И почти сразу же он увидел худую тщедушную фигурку профессора, отделившуюся от дома и заспешившую по тропинке к джипу. Для профессора это приятная неожиданность, мрачно подумал Лео, и постарался держаться с ним повежливее.
– Как прошел ваш визит к сыну? Удачно? – спросил он.
– Да-да, очень удачно, – ответил профессор.
Он произнес эти слова вежливо, но апатично. Выглядел он плохо, под глазами темнели глубокие, круги, кожа серая, в губах ни кровинки.
Лео ехал медленно, и легкий ветерок приятно освежал лицо. Они могли пока разговаривать – потом, когда он прибавит скорость, на колючем ветру они уже не смогут произнести ни слова. Правой рукой он достал из кармана рубашки пачку сигарет, левой крепко держал баранку. Он предложил сигарету профессору. Профессор чиркнул спичкой, спрятал ее в ладони и наклонился, чтобы дать Лео прикурить, потом прикурил сам. После нескольких затяжек Лео сказал:
– Я знаю про вашего сына, один мой знакомый давал против него показания в прошлом месяце.
Он заметил, что рука профессора дрогнула, когда он подносил сигарету ко рту. Но старик ничего не сказал.
Лео заметил:
– Если бы я раньше это знал, я бы не привез вас сюда. – И тут же удивился, зачем же он везет обратно этого человека в Бремен.
Профессор, прислонившись к двери джипа, сказал с нервным возбуждением:
– Я и не хотел, чтобы вы мне помогали. Я знал, что так нельзя. Но герр Миддлтон уверил меня, что он вам все объяснил и вы согласились.
– Когда казнят вашего сына? – с жестоким злорадством спросил Лео и сразу же устыдился своих слов.

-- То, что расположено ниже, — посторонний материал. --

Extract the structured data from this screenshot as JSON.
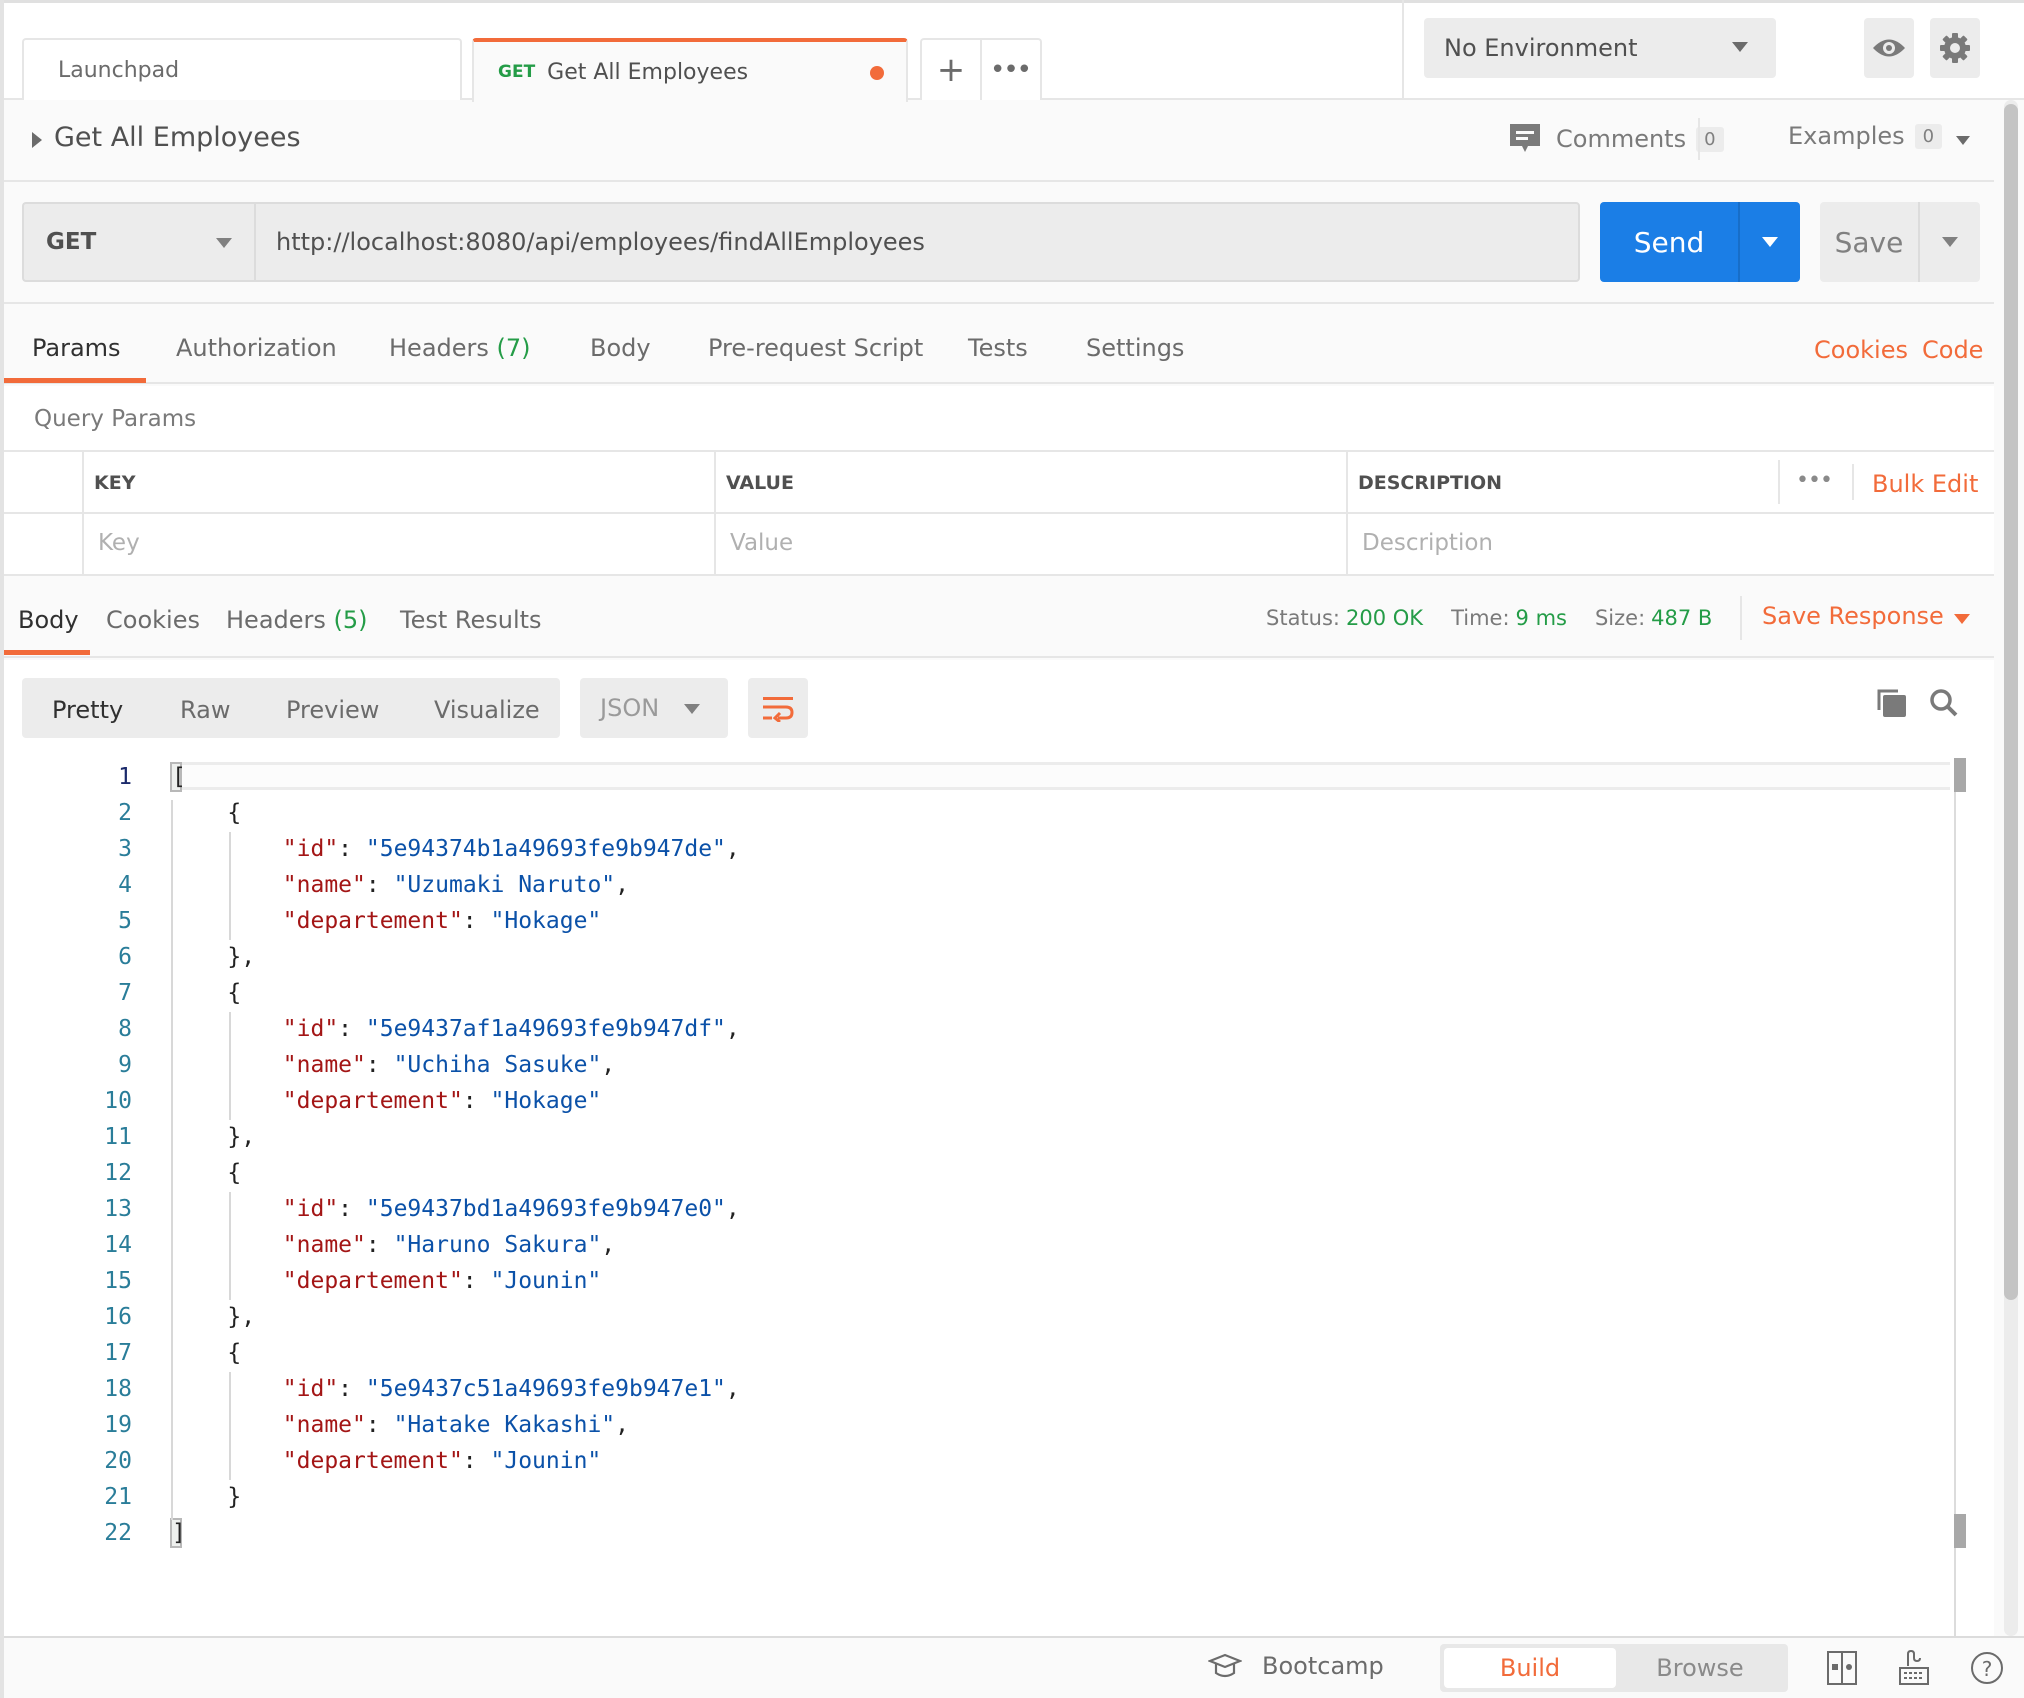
{
  "tabs": [
    {
      "label": "Launchpad"
    },
    {
      "method": "GET",
      "label": "Get All Employees",
      "unsaved": true
    }
  ],
  "tab_actions": {
    "new_tab": "+",
    "more": "•••"
  },
  "environment": {
    "selected": "No Environment"
  },
  "request": {
    "title": "Get All Employees",
    "comments_label": "Comments",
    "comments_count": "0",
    "examples_label": "Examples",
    "examples_count": "0",
    "method": "GET",
    "url": "http://localhost:8080/api/employees/findAllEmployees",
    "send_label": "Send",
    "save_label": "Save"
  },
  "request_tabs": {
    "items": [
      "Params",
      "Authorization",
      "Headers",
      "Body",
      "Pre-request Script",
      "Tests",
      "Settings"
    ],
    "headers_count": "(7)",
    "active": "Params",
    "cookies_link": "Cookies",
    "code_link": "Code"
  },
  "query_params": {
    "title": "Query Params",
    "columns": [
      "KEY",
      "VALUE",
      "DESCRIPTION"
    ],
    "placeholders": {
      "key": "Key",
      "value": "Value",
      "description": "Description"
    },
    "more": "•••",
    "bulk_edit": "Bulk Edit"
  },
  "response": {
    "tabs": [
      "Body",
      "Cookies",
      "Headers",
      "Test Results"
    ],
    "headers_count": "(5)",
    "active_tab": "Body",
    "status_label": "Status:",
    "status_value": "200 OK",
    "time_label": "Time:",
    "time_value": "9 ms",
    "size_label": "Size:",
    "size_value": "487 B",
    "save_response": "Save Response",
    "views": [
      "Pretty",
      "Raw",
      "Preview",
      "Visualize"
    ],
    "active_view": "Pretty",
    "format": "JSON",
    "employees": [
      {
        "id": "5e94374b1a49693fe9b947de",
        "name": "Uzumaki Naruto",
        "departement": "Hokage"
      },
      {
        "id": "5e9437af1a49693fe9b947df",
        "name": "Uchiha Sasuke",
        "departement": "Hokage"
      },
      {
        "id": "5e9437bd1a49693fe9b947e0",
        "name": "Haruno Sakura",
        "departement": "Jounin"
      },
      {
        "id": "5e9437c51a49693fe9b947e1",
        "name": "Hatake Kakashi",
        "departement": "Jounin"
      }
    ],
    "line_count": 22
  },
  "statusbar": {
    "bootcamp": "Bootcamp",
    "build": "Build",
    "browse": "Browse",
    "active_mode": "Build"
  },
  "colors": {
    "accent": "#f26b3a",
    "send": "#1b7ee6",
    "success": "#249c47",
    "json_key": "#a31515",
    "json_string": "#0b51a8"
  }
}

– Через несколько недель, – ответил профессор. Он выронил сигарету и нервно сцепил ладони. – Это было мое последнее свидание. – Он сидел и ждал слов соболезнования, надеясь, что Лео ничего не будет больше спрашивать. Лео молчал. Они ехали по широкому полю, над которым висел запах свежей травы и распустившихся листьев, не подернутых еще дорожной пылью. Джип еле тащился по дороге.
Лео, повернув голову, посмотрел на старика:
– Вашему сыну приговор вынес германский суд, его осудили за убийство немца, а не за преступления, которые он совершил как охранник в лагере. Это, право же, смешно. Вы никогда не сможете обвинить проклятых евреев "в том, что они убили вашего сына. И ненависть никогда не станет вашим утешением. Какая жалость!
Профессор опустил голову и смотрел на свои руки.
– У меня и в мыслях не было ничего подобного, – тихо сказал он. – Поверьте, я же культурный человек.
– Ваш сын заслуживает смерти, – продолжал Лео. – Он чудовище. Если когда-либо человек заслуживал того, чтобы его лишили жизни, то ваш сын этого заслуживает. Вы знаете, что он творил?
Он уродливое порождение природы, без него мир станет лучше. Я говорю это с чистым сердцем. Вы знаете, что он творил? – Ненависть, звенящая в его голосе, клокотала у него в душе, и он не смог продолжать. Он повернулся к профессору и стал ждать ответа.
Но профессор не сказал ни слова. Он уронил лицо в ладони, словно пытался спрятаться от невыносимого бремени. Его трясло. Ни звука не вырвалось у него из груди, но все его маленькое тело раскачивалось взад-вперед, словно внутри его работал крошечный моторчик.
Лео подождал, пока пройдет приступ гнева, но когда жалость и сострадание уже совсем было изгнали ненависть из его души, он произнес про себя: «Нет-нет!» – и вспомнил отца, его высокую иссохшую фигуру и бритую голову, как он брел по гравийной дорожке, а Лео в концлагерной робе шел ему навстречу, не узнавая его, а отец вдруг остановился и спросил: «Что ты здесь делаешь?»
И Лео вспомнил тогда, как вспомнил сейчас: давным-давно в Тиргартене днем, когда он должен был быть в школе, его поймал отец и спросил у него тем же самым тоном: «Was machst du hier?»[11]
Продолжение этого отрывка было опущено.